WHITE PLAINS, N.Y. --- State and local officials congregated at the Tesla showroom in White Plains' Westchester Mall on Friday morning to take a stance against a controversial bill that could shut down the electric car manufacturer's showrooms across New York state.
Assemblyman David Buchwald, along with county legislators Ken Jenkins and Peter Harckham, White Plains Mayor Tom Roach, Mount Kisco Mayor Michael Cindrich and White Plains Common Council members joined Tesla executives and other concerned parties in a press conference to discuss the adverse impacts of the bill.
Bill A.7844-A would end the direct sale of Tesla’s cars in the state by mandating that vehicles in New York be sold exclusively through dealerships, outlawing automobile sales directly to the public - which is by in large how Tesla operates. New Jersey serves as the model for the legislation, having passed a similar bill in recent months.

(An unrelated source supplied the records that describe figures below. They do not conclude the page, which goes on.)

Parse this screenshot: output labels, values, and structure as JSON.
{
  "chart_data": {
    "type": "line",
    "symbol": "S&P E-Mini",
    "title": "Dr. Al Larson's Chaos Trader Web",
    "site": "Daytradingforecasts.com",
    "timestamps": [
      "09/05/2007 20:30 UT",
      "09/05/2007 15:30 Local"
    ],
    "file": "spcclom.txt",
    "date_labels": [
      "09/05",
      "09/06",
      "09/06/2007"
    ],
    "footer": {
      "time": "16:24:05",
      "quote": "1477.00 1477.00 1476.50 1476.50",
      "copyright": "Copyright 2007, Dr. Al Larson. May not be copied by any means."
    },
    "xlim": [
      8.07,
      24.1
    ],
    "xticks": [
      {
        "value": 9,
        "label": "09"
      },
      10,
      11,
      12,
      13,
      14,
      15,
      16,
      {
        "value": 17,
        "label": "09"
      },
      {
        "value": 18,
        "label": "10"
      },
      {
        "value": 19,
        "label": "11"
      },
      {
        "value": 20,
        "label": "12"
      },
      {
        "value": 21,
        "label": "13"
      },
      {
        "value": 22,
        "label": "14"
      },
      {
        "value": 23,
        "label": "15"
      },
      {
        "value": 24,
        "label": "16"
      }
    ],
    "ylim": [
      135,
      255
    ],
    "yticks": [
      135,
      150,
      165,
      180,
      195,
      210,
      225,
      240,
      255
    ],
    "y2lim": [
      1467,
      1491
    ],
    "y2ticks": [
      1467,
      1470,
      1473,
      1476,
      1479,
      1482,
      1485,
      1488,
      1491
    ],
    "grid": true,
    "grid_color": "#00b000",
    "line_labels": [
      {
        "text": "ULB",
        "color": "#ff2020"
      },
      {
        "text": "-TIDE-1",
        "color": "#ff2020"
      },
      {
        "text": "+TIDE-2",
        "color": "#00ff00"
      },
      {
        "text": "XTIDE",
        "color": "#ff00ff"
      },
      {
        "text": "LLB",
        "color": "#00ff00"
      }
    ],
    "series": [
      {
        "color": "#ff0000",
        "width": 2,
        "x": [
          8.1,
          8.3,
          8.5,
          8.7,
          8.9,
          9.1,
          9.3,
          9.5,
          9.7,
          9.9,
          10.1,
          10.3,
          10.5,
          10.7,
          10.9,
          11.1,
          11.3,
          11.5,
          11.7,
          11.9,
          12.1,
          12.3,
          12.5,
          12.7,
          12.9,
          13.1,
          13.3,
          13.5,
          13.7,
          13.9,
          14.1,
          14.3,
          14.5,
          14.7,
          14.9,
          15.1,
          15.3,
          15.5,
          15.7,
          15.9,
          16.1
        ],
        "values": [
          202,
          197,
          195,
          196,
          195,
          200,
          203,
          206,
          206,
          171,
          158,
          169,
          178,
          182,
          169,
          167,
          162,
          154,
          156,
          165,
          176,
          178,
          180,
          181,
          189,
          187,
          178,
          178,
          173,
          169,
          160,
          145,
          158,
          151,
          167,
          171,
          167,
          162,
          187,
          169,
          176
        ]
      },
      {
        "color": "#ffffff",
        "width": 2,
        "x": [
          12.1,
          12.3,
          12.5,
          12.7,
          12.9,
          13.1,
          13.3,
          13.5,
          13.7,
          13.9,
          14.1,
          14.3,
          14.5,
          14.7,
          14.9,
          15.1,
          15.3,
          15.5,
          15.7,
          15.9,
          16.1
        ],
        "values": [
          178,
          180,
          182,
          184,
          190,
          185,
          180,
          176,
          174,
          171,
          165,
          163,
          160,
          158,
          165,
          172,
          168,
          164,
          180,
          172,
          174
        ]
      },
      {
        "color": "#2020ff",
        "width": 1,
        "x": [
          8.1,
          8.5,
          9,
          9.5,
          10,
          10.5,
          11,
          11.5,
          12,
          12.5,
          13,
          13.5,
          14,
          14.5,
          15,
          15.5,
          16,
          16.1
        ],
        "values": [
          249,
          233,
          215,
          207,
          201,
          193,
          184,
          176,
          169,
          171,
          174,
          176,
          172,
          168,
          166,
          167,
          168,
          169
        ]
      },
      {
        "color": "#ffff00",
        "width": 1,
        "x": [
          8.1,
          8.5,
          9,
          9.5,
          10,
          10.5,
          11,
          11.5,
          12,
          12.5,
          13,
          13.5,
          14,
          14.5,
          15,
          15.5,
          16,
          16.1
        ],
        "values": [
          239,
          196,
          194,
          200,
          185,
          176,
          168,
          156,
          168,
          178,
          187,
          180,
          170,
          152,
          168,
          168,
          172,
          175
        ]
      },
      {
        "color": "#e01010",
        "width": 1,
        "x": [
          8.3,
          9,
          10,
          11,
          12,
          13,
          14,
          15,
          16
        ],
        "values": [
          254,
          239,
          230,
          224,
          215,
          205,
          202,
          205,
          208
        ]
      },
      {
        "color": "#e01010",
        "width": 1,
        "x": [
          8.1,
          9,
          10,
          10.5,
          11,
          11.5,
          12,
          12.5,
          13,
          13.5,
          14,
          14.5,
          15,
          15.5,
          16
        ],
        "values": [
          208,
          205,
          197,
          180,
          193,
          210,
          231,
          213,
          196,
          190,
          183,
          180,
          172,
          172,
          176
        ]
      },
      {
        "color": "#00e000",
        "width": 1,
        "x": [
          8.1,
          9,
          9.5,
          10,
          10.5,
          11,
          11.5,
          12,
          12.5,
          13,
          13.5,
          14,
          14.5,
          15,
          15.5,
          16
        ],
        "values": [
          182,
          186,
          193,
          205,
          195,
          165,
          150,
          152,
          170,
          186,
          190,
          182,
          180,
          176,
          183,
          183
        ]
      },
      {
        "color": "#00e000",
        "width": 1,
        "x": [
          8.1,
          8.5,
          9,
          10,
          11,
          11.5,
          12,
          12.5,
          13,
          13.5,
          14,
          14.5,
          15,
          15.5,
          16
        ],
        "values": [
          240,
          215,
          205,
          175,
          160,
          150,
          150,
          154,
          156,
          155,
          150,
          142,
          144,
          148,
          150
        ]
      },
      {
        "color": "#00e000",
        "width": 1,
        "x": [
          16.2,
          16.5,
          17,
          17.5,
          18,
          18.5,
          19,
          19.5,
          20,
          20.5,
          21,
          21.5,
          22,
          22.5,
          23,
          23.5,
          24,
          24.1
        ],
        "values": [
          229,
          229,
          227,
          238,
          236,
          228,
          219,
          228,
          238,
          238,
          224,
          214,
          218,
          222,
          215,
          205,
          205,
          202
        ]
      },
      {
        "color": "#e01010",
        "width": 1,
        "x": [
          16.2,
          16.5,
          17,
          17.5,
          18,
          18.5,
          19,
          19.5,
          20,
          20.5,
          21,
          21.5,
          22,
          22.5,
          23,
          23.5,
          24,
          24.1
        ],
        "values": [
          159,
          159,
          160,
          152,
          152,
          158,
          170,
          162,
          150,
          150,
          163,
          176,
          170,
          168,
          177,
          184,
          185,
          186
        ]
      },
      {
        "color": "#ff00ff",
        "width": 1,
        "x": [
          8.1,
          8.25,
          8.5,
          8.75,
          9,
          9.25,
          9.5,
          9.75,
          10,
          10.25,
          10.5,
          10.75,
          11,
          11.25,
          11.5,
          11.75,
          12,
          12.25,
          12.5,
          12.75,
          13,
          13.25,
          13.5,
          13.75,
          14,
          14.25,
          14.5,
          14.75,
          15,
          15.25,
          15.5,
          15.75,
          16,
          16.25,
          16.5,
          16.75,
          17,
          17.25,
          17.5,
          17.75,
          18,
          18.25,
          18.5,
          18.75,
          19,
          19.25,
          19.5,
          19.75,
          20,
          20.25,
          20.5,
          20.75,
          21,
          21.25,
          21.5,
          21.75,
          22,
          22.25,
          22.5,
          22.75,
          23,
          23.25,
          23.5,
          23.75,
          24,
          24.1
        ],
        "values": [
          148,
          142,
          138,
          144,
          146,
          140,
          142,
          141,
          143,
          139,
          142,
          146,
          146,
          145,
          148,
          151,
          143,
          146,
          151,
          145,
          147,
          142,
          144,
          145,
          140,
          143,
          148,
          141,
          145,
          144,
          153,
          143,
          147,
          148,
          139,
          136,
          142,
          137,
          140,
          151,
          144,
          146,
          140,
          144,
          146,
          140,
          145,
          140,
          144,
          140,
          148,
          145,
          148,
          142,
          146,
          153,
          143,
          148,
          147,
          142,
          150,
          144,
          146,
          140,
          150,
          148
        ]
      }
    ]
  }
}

Buchwald said he believes the state should send a message that green and innovative companies that will create jobs are welcome here.
"Tesla has created 35 jobs in my district alone, and the current version of the bill being considered in the state assembly would shut down showrooms like this one," he said.

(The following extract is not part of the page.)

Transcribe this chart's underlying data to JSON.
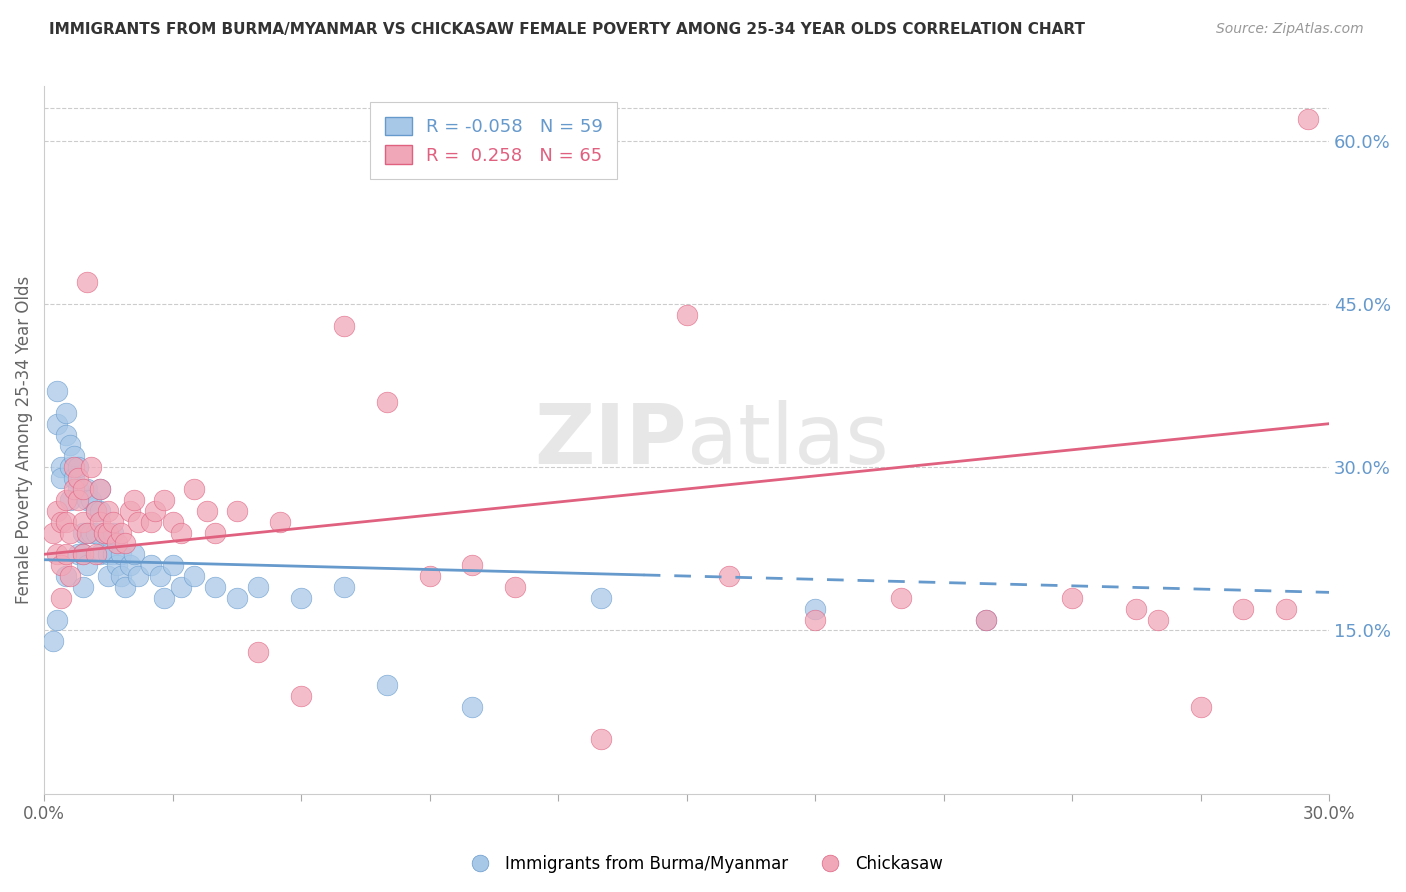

Jenkins (D-16) is a proud owner of a Tesla car and supports companies like Tesla. So much so, he is working on two pieces of legislation at the county level to improve vehicle charging infrastructure. One includes installing charging stations in county facilities and having county employees use electric hybrid vehicles, while the other would require all vehicles purchased by the county to be electric hybrid vehicles.
Roach, an owner of an electric car, spoke about the benefits of cars like Tesla's, and said he hopes White Plains becomes a hub for electric car owners. According to Roach, the City of White Plains has invested in electric car chargers in retail garages and its Metro-North train station, and will soon be installing them in apartment buildings.

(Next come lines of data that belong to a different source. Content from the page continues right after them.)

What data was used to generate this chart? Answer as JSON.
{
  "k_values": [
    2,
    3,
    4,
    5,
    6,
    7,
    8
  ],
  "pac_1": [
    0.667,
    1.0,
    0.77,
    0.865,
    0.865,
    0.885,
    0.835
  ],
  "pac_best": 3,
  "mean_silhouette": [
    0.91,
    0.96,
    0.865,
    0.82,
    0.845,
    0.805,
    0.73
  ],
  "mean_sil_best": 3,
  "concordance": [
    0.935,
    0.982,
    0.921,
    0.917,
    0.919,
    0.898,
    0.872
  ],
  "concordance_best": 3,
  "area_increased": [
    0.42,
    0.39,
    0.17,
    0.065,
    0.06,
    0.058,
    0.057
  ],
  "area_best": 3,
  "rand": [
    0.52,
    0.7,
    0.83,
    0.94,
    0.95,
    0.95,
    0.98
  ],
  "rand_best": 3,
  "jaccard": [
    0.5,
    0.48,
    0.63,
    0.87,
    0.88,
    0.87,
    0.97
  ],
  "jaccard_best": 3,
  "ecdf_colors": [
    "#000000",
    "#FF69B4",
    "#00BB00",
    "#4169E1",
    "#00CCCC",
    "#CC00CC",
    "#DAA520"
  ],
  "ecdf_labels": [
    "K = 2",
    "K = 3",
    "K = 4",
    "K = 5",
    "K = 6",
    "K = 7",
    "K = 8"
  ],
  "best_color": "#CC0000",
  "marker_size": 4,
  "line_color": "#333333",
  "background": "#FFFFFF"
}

Cindrich said he was pleased with Tesla's showroom and service center operations in his village, and would hate to see them shut down.
"I'm very supportive of our franchise dealers in Mount Kisco, but the keyword is compromise. They have to find a way to exist where Tesla can expand and grow," he said. "In our community, electric vehicles are becoming extremely popular. My daughter drives one, her husband does too. I'm very glad Tesla invested a great deal of money in our community."